19 Apr Creation like life is by definition an unbalanced process which requires a certain degree of confinement
The biologist Pierre Joliot – grandson of Pierre and Marie Curie – sums up with topical terminology what creation means and I would be tempted to add that “the degree of confinement” being in the process of being reached, the best is probably to come …
Who has not dreamed of making creation an ambition?
The notion of creativity induces a capacity to imagine, to construct, to develop a new concept or to discover an original solution to solve a problem.
The current pandemic situation seems to be fertile ground: more than ever we all need creative ideas to overcome obstacles, provide essential services, kill boredom, stem the epidemic and more generally lay the foundations of a society. “Re-invented” of the post-crisis period.
It would be reductive to think that creativity is the prerogative of certain minds: it is at the outset, intrinsic to every human being.
You just have to observe children in the first months of life and study their behaviors as tireless explorers. Everything is curiosity, everything seems possible to them.
Subsequently, education, failures, prohibitions will limit the creative potential: a well-behaved child has learned to change what he has received. He will eventually become innovative but will have lost his “creative confidence” and will hesitate to take side roads to respond to the exceptional
There is a great deal of emotion in creativity that is often stimulated by circumstances outside the area, a transformation of known resources into new ideas.
Henri Poincarré, the mathematician, identified a path from origin to completion in four stages: preparation, incubation, illumination and verification.
Identifying the right problem is the foundation of any creative solution.
It is then necessary to “leave the classical frameworks of thought”, to depart from the functions initially assigned to things in order to find original ideas, to construct new assemblies by games of comparison, abstraction, negation.
And often an idea that comes from one brain is unlikely to be successful or to be exploited.
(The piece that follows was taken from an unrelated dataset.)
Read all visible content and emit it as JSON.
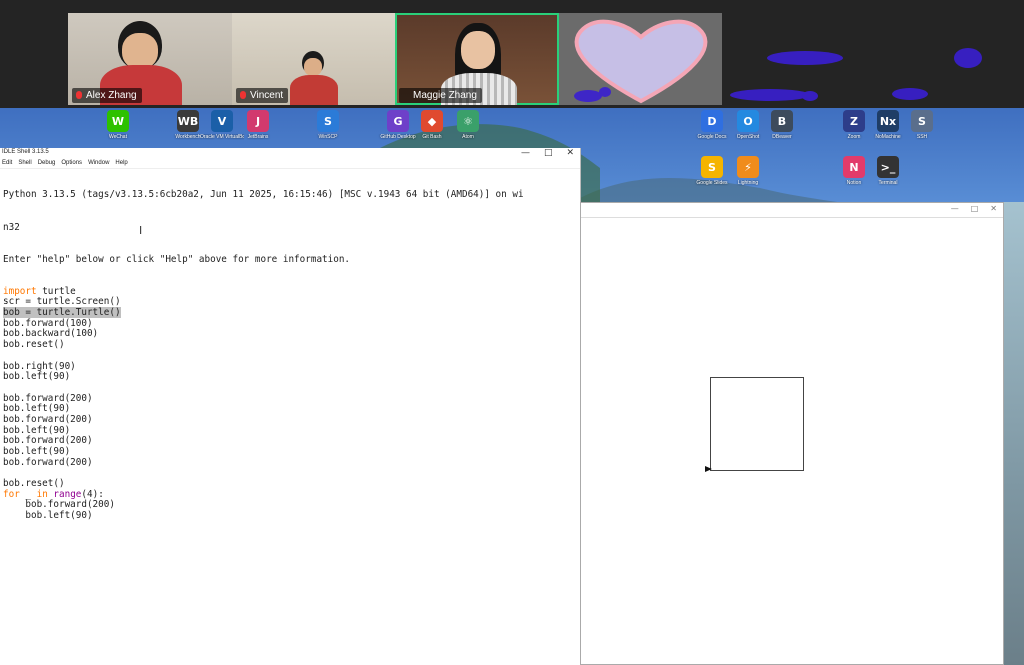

Montaigne had expressed it in his essays on travel to extol the need to “rub and file your brains against that of aultruy”
Brainstorming has proven itself in this area and has shown the effectiveness of collective work on the condition that the group obeys clear instructions for listening and facilitating.
We could, at this level, give some credit to social networks in that everyone can easily collect a variety of knowledge and ideas to be able to claim to design the most original.
New connections between ideas and knowledge complement those between men and women to generate successful ideas.
Several examples illustrate this against the backdrop of a health crisis: in large cities, via Facebook, we have seen groups of parents exchanging ideas to create content suitable for occupying confined children, for example.
In 2020 we have witnessed the emergence of a number of start-ups all vectors of innovative solutions which suggests that the pandemic crisis is as destructive of commerce as it can prove to be the creator of resilient solutions.
Neuroscience has set out to demonstrate that creativity depends on the intensity of the connections that occur unconsciously in our brain and are supported by a control network that will make obvious the ideas corresponding to the identified concerns of the moment.
From a more “psychoanalytic” point of view for Boris Cyrulnik it is from the shadows that light is born and he probably knows better than anyone what he is talking about when he says that “lack invites creativity, loss. invites art .. ”. To sum up, and this is the title of his book: “Suns are written at night.”
Passion and creativity can go hand in hand, as long as talent is part of the equation. What could happen to a passion thwarted by the non-recognition of the expected talent? This is what the writer Eric-Emmanuel Schmitt worked on by imagining a fictionalized biography of Adolf Hitler written in parallel to an alternative invented since October 8, 1908, when he failed at the entrance to the Vienna Academy of Fine Arts *. What would have happened if he was flattered and consecrated in his creative ambitions as an artist, he had been received?
For once, it is the creative talent of the novelist that leaves us here … dreamers !!